A method of detecting target autoantibodies to actin, connexin-43 and keratin in a mammal is provided. The comprises contacting a biological sample obtained from the mammal with each of actin, connexin-43 and keratin or with antigenic fragments thereof; and detecting the presence of the target autoantibodies in the sample by detecting binding of the target autoantibodies to each of the antigens. The method is useful to diagnose Brugada Syndrome.

Description

DETECTION OF BIOMARKERS ASSOCIATED WITH BRUGADA
SYNDROME
Field of the Invention
[0001] The present invention generally relates to Brugada Syndrome, and in particular relates to methods of diagnosing Brugada Syndrome.
Background of the Invention
[0002] Brugada Syndrome (BrS) is a heritable autosomal dominant disorder with abnormal electrical activity of the heart. BrS and a related condition called ‘early repolarization syndrome (ERS)’ together are called‘J-wave syndromes’. In Southeast Asia, it is referred to as‘Sudden Unexpected Nocturnal Death Syndrome’, and locally termed‘Lai Tai’ (dreaming, screaming death) in Thailand,‘Tsob Tsuang’ (nightmare death syndrome) in Vietnam,‘Bangungut’ (to rise and moan in sleep) in the Phillipines, ‘Phi Am’ (widow ghost) in Taiwan,‘Pokkuri’ (‘pop off) in Japan,‘Dolyeonsa’ in Korea, ‘Dream Disease’ in Hawaii and‘Sudden manhood death syndrome’ in mainland China.
[0003] BrS is characterized by a coved-type ST-segment elevation in the right precordial leads of the electrocardiogram (ECG), although the appearance of this feature is often transient. The Brugada ECG pattern is typically seen in anterior chest leads over the right ventricular outflow tract (RVOT), either in standard leads V 1 through V3, or modified lead positions placed higher on the chest. In keeping with this localized abnormality, some studies report enlargement as well as inflammation in this area. Also, in keeping with a localized abnormality, atypical electrocardiograms are found on the epicardial surface of the RVOT, and epicardial ablation of this area is able to prevent the ventricular fibrillation episodes associated with Brugada syndrome and normalize the ECG in most patients. BrS is associated with a relatively high risk of sudden death in young adults (particularly males), and occasionally in children and infants. Events are exacerbated by fever, alcohol, large meals, high vagal tone, and certain medications.

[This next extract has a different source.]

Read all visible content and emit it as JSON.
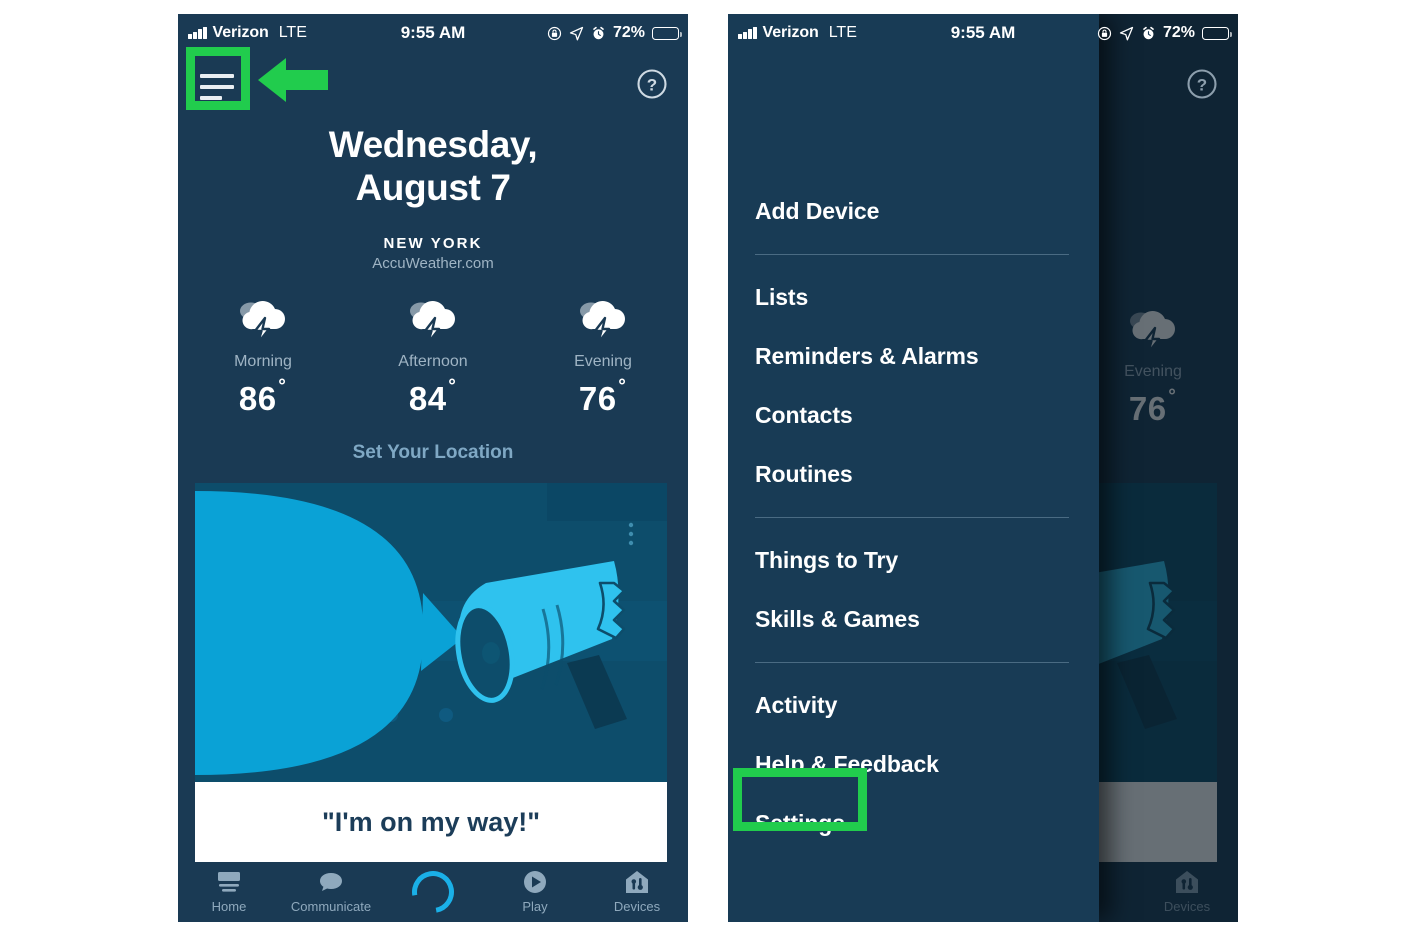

[0004] The prevalence of BrS is estimated to be 1 :2000 persons, or more than about
18,000 persons in Canada. It is much more prevalent in people of Southeast Asia. Studies have shown a prevalence of 0.05 - 0.6% of ECGs compatible with Brugada syndrome in regions such as Japan. Brugada syndrome is responsible for 4%-12% of unexpected sudden deaths and up to 20% of all sudden death in individuals with an apparently normal heart. In Southeast Asia, it is the second highest cause (following accidents) of death of men under age 40 years.

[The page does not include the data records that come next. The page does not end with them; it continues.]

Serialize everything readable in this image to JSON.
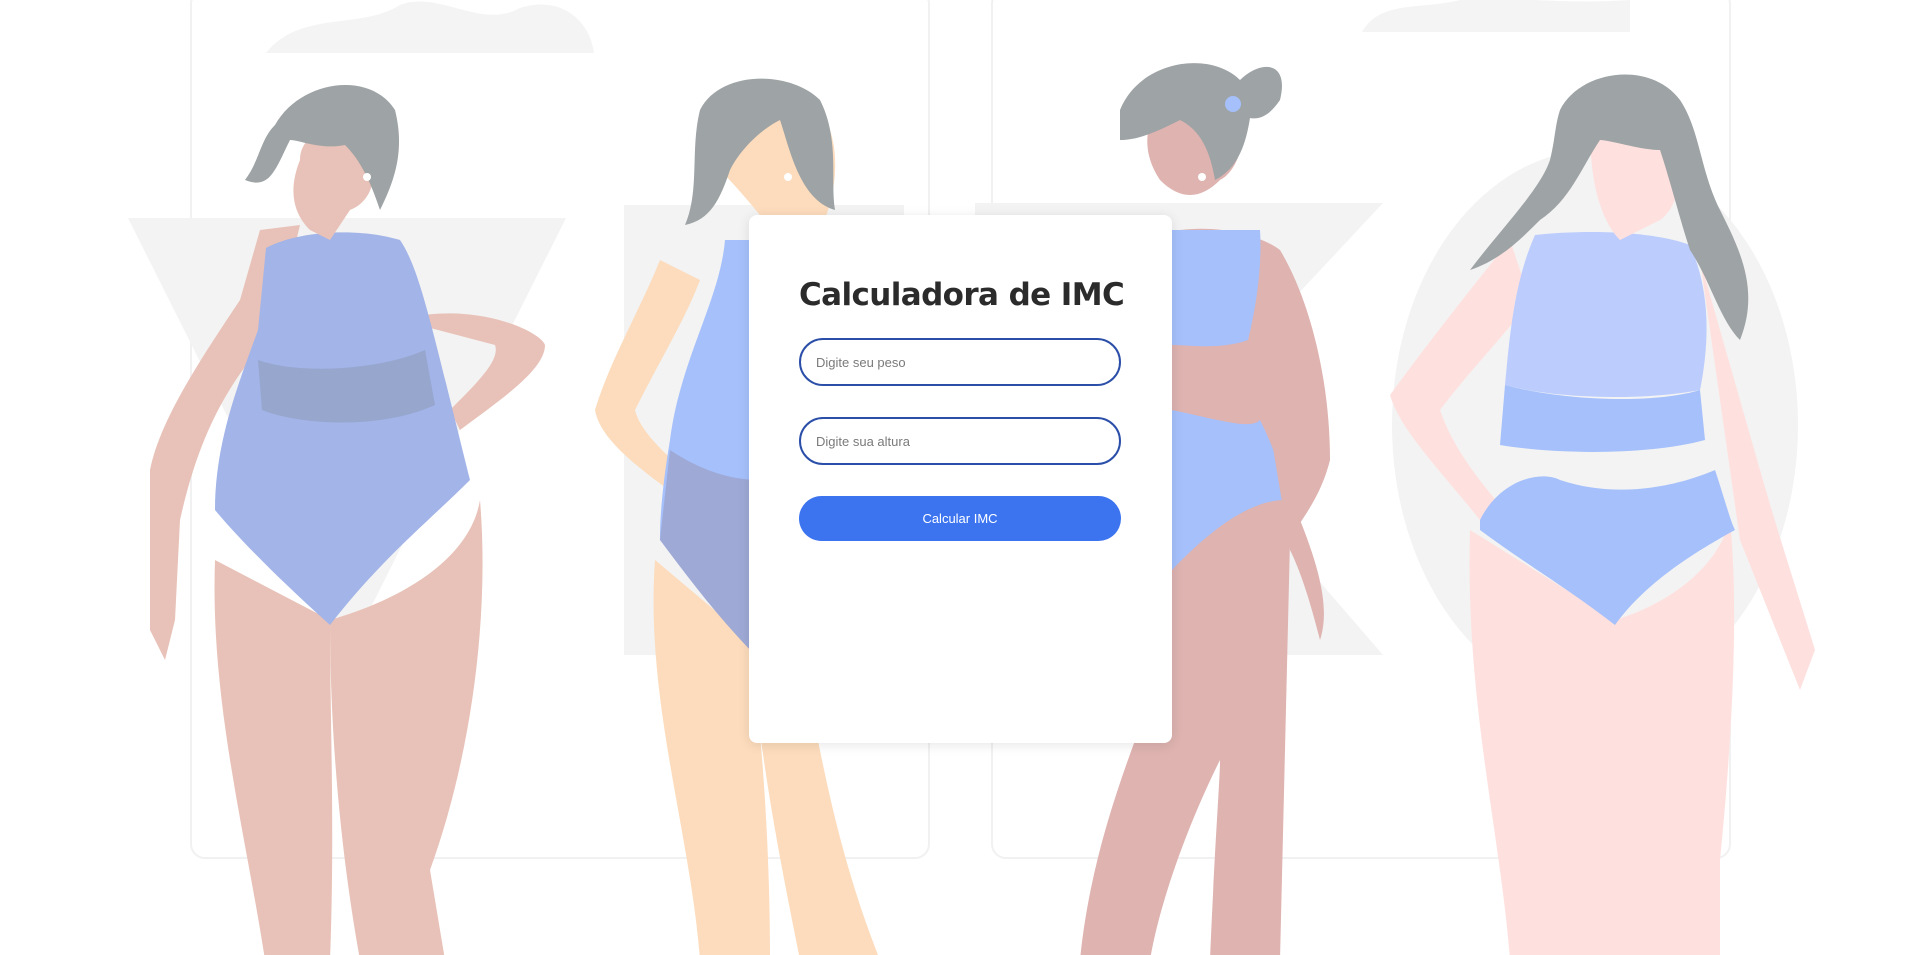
{
  "calculator": {
    "title": "Calculadora de IMC",
    "weight_placeholder": "Digite seu peso",
    "height_placeholder": "Digite sua altura",
    "weight_value": "",
    "height_value": "",
    "submit_label": "Calcular IMC"
  },
  "colors": {
    "accent": "#3c74f0",
    "input_border": "#2b4fa8",
    "title": "#2b2b2b",
    "swimsuit": "#a3bdfa",
    "hair": "#9ea3a5"
  },
  "background": {
    "illustration": "four-women-body-types-illustration",
    "figures": [
      "figure-1",
      "figure-2",
      "figure-3",
      "figure-4"
    ]
  }
}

[0005] There has been no simple, accurate test for BrS, resulting in a failure to diagnose, evaluate or manage the majority of the estimated 18,000 affected individuals in Canada. Clinical identification is dependent on a specific electrocardiographic pattern which is often transient or requires drug provocation. Genetic diagnosis fails to identify 75% of affected patients/families. Mutations of the SCN5A sodium channel have been identified in 25% of patients, but no other genetic causes have acceptable evidence for causality. Identifying individuals at risk for developing disease is difficult. Lack of a simple, accurate test that can identify pre-clinical disease makes cascade screening (a major tool in other inherited arrhythmia conditions) difficult in BrS. Although major symptoms identify a small group of high-risk individuals, and a spontaneous type 1 Brugada ECG pattern identifies a mild risk, risk stratification in BrS patients is incomplete.
[0006] Thus, it would be desirable to develop a simple and sensitive test sufficient to diagnose BrS.
Summary of the Invention
[0007] A unique autoantibody signature against specific proteins has now been identified which is associated with Brugada syndrome, and the determination thereof is, thus, useful for the diagnosis and, optionally, the treatment of BrS in a mammal.
[0008] Accordingly, in one aspect of the invention, a method of detecting target autoantibodies to actin, connexin-43 and keratin in a mammal is provided comprising:
1) contacting a biological sample obtained from the mammal with each of actin, connexin-43 and keratin antigens, or with antigenic fragments thereof, to bind with the target autoantibodies; and
2) detecting the presence of the target autoantibodies in the sample by detecting binding of the target autoantibodies to each of the antigens. [0009] In another aspect of the invention, a method of diagnosing Brugada syndrome in a mammal is provided. The method comprises the steps of:
1) contacting a biological sample obtained from the mammal with each of actin, connexin-43 and keratin antigens, or with antigenic fragments thereof to bind
autoantibodies to each of the antigens;
2) detecting the presence of autoantibodies to each of actin, connexin-43 and keratin by detecting binding of the autoantibodies to each of the actin, connexin-43 and keratin antigens; and
3) diagnosing the mammal with Brugada syndrome when the presence of the target autoantibodies is detected.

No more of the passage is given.